The Facility Census Lists from 4/20/22 to 5/5/22 were reviewed with the BOM on 5/6/22, at 2:40 pm. From 4/20/22 to 5/5/22, no private room was available and from time to time one semi-private male bed would be available. The BOM added that most of the semi -private rooms were in the facility’s Yellow Zone (an area for those who have been in close contact with known cases of COVID-19 (a highly infectious respiratory disease) for newly admitted or re-admitted patients. The BOM also stated that the GACH SW1 and the Discharge Planner had been in contact with the facility on several occasions with related to the patient returning to the facility and to check if a private room had opened.

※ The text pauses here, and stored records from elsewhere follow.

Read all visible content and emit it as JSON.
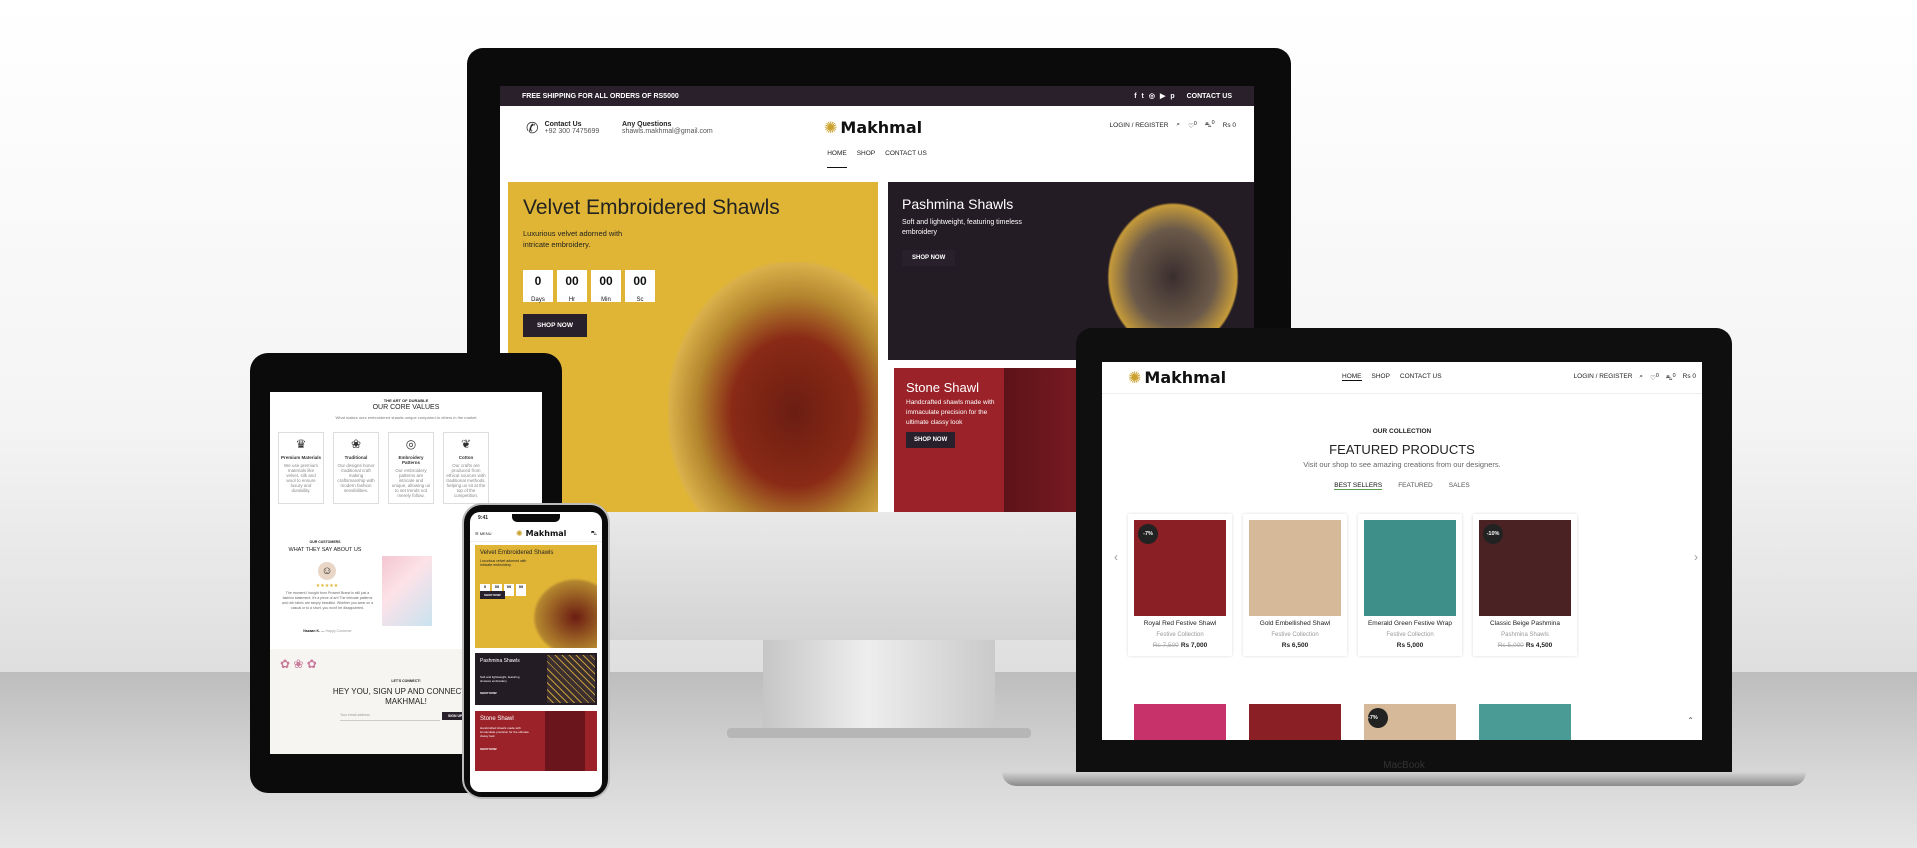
{
  "brand": {
    "name": "Makhmal",
    "accent": "#e0b535",
    "dark": "#29202b",
    "red": "#9a2228"
  },
  "imac": {
    "topbar": {
      "shipping": "FREE SHIPPING FOR ALL ORDERS OF RS5000",
      "contact": "CONTACT US"
    },
    "contact": {
      "label": "Contact Us",
      "phone": "+92 300 7475699"
    },
    "questions": {
      "label": "Any Questions",
      "email": "shawls.makhmal@gmail.com"
    },
    "header": {
      "login": "LOGIN / REGISTER",
      "cart": "Rs 0",
      "wish_count": "0",
      "cart_count": "0"
    },
    "nav": [
      "HOME",
      "SHOP",
      "CONTACT US"
    ],
    "banner1": {
      "title": "Velvet Embroidered Shawls",
      "sub": "Luxurious velvet adorned with intricate embroidery.",
      "button": "SHOP NOW",
      "countdown": [
        {
          "v": "0",
          "u": "Days"
        },
        {
          "v": "00",
          "u": "Hr"
        },
        {
          "v": "00",
          "u": "Min"
        },
        {
          "v": "00",
          "u": "Sc"
        }
      ]
    },
    "banner2": {
      "title": "Pashmina Shawls",
      "sub": "Soft and lightweight, featuring timeless embroidery",
      "button": "SHOP NOW"
    },
    "banner3": {
      "title": "Stone Shawl",
      "sub": "Handcrafted shawls made with immaculate precision for the ultimate classy look",
      "button": "SHOP NOW"
    }
  },
  "laptop": {
    "label": "MacBook",
    "nav": [
      "HOME",
      "SHOP",
      "CONTACT US"
    ],
    "header": {
      "login": "LOGIN / REGISTER",
      "cart": "Rs 0",
      "wish_count": "0",
      "cart_count": "0"
    },
    "eyebrow": "OUR COLLECTION",
    "title": "FEATURED PRODUCTS",
    "subtitle": "Visit our shop to see amazing creations from our designers.",
    "tabs": [
      "BEST SELLERS",
      "FEATURED",
      "SALES"
    ],
    "products": [
      {
        "name": "Royal Red Festive Shawl",
        "cat": "Festive Collection",
        "old": "Rs 7,500",
        "price": "Rs 7,000",
        "badge": "-7%",
        "color": "#8a1f26"
      },
      {
        "name": "Gold Embellished Shawl",
        "cat": "Festive Collection",
        "old": "",
        "price": "Rs 6,500",
        "badge": "",
        "color": "#d6b998"
      },
      {
        "name": "Emerald Green Festive Wrap",
        "cat": "Festive Collection",
        "old": "",
        "price": "Rs 5,000",
        "badge": "",
        "color": "#3e8f8a"
      },
      {
        "name": "Classic Beige Pashmina",
        "cat": "Pashmina Shawls",
        "old": "Rs 5,000",
        "price": "Rs 4,500",
        "badge": "-10%",
        "color": "#4a2224"
      }
    ],
    "row2_badge": "-7%"
  },
  "tablet": {
    "eyebrow": "THE ART OF DURABLE",
    "title": "OUR CORE VALUES",
    "subtitle": "What makes ours embroidered shawls unique compared to others in the market",
    "values": [
      {
        "icon": "crown-icon",
        "glyph": "♛",
        "title": "Premium Materials",
        "text": "We use premium materials like velvet, silk and wool to ensure luxury and durability."
      },
      {
        "icon": "flower-icon",
        "glyph": "❀",
        "title": "Traditional",
        "text": "Our designs honor traditional craft making craftsmanship with modern fashion sensibilities."
      },
      {
        "icon": "pattern-icon",
        "glyph": "◎",
        "title": "Embroidery Patterns",
        "text": "Our embroidery patterns are intricate and unique, allowing us to set trends not merely follow."
      },
      {
        "icon": "cotton-icon",
        "glyph": "❦",
        "title": "Cotton",
        "text": "Our crafts are produced from ethical sources with traditional methods, helping us sit at the top of the competition."
      }
    ],
    "testimonials": {
      "eyebrow": "OUR CUSTOMERS",
      "title": "WHAT THEY SAY ABOUT US",
      "stars": "★★★★★",
      "quote": "The moment I bought from Prosent Brand is still just a fashion statement, it's a piece of art! The intricate patterns and rich fabric are simply beautiful. Whether you wear on a casual or to a short, you won't be disappointed.",
      "author": "Nazaan K.",
      "role": "Happy Customer"
    },
    "signup": {
      "eyebrow": "LET'S CONNECT!",
      "title": "HEY YOU, SIGN UP AND CONNECT TO MAKHMAL!",
      "placeholder": "Your email address",
      "button": "SIGN UP"
    }
  },
  "phone": {
    "time": "9:41",
    "menu": "MENU",
    "banner1": {
      "title": "Velvet Embroidered Shawls",
      "sub": "Luxurious velvet adorned with intricate embroidery.",
      "button": "SHOP NOW",
      "countdown": [
        {
          "v": "0",
          "u": "Days"
        },
        {
          "v": "00",
          "u": "Hr"
        },
        {
          "v": "00",
          "u": "Min"
        },
        {
          "v": "00",
          "u": "Sc"
        }
      ]
    },
    "banner2": {
      "title": "Pashmina Shawls",
      "sub": "Soft and lightweight, featuring timeless embroidery",
      "button": "SHOP NOW"
    },
    "banner3": {
      "title": "Stone Shawl",
      "sub": "Handcrafted shawls made with immaculate precision for the ultimate classy look",
      "button": "SHOP NOW"
    }
  }
}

During a phone interview with SW1 on 5/10/22, at 11:50 am, she stated that Patient 1 was already cleared to return to the facility on 4/19/22, however, Patient 1 was requesting only private room. SW1 stated that the facility’s BOM informed them that there are no private rooms available and that the facility can only accommodate Patient 1 in a semi-private room. SW1 added that she was informed by the facility’s BOM that they were calling their sister facilities, but no private rooms were available to accommodate Patient 1’s request. SW1 also stated that the hospital was also seeking placement from other skilled nursing facilities (SNF) but had declined to admit Patient 1.
During an interview with the administrator on 5/10/22, at 12:38, he stated Patient 1 had requested his old private room. The administrator added that the facility had semi- private room available for Patient 1.
On 5/12/22, at 10 am, a phone call was received from the SW1 stating that according to the hospital’s Psychiatric Consult notes dated 4/1/22, it indicated, “From psych point of view, patient lacks the capacity for medical decision- making process at this time.” The SW1 added, ‘Therefore because of this, the hospital’s decision was to continue with Patient 1’s discharge plan to the facility.”
On 5/12/22, at 11:23 am, a phone call was received from the SW1 informing the Surveyor that the facility was not able to accommodate Patient 1 and that no reason was provided.
On 5/12/22, at 12:38 pm, during an interview with the administrator, he stated Patient 1’s former physician refused to care for the patient. The administrator then called his Medical Director who also declined to care for Patient 1. The administrator stated without a physician assigned, the facility was unable to admit Patient 1.
A review of the facility's Admission Agreement, Section VII. Bed Holds and Readmission, dated 5/11, indicated if a patient is away from the facility for more than seven days due to hospitalization or other medical treatment, the facility will readmit the patient to the first available bed in a semi-private room if the patient needs the care provided by the facility and wish to be readmitted.
The facility failed to permit Patient 1 to return to the facility after the patient was hospitalized at the general acute hospital (GACH). SW1 from the GACH was informed by the administrator that the facility was unable to care for Patient 1 and refused to readmit the patient.
This deficient practice had the potential to cause psychosocial harm due to the patient not being able to return to the facility where he resided for two years, and the patient remained in the GACH for additional days after the patient was discharged to return to the facility.
These violations, jointly, separately, or in any combination, had a direct or immediate relationship to the health, safety, or security of Patient 1.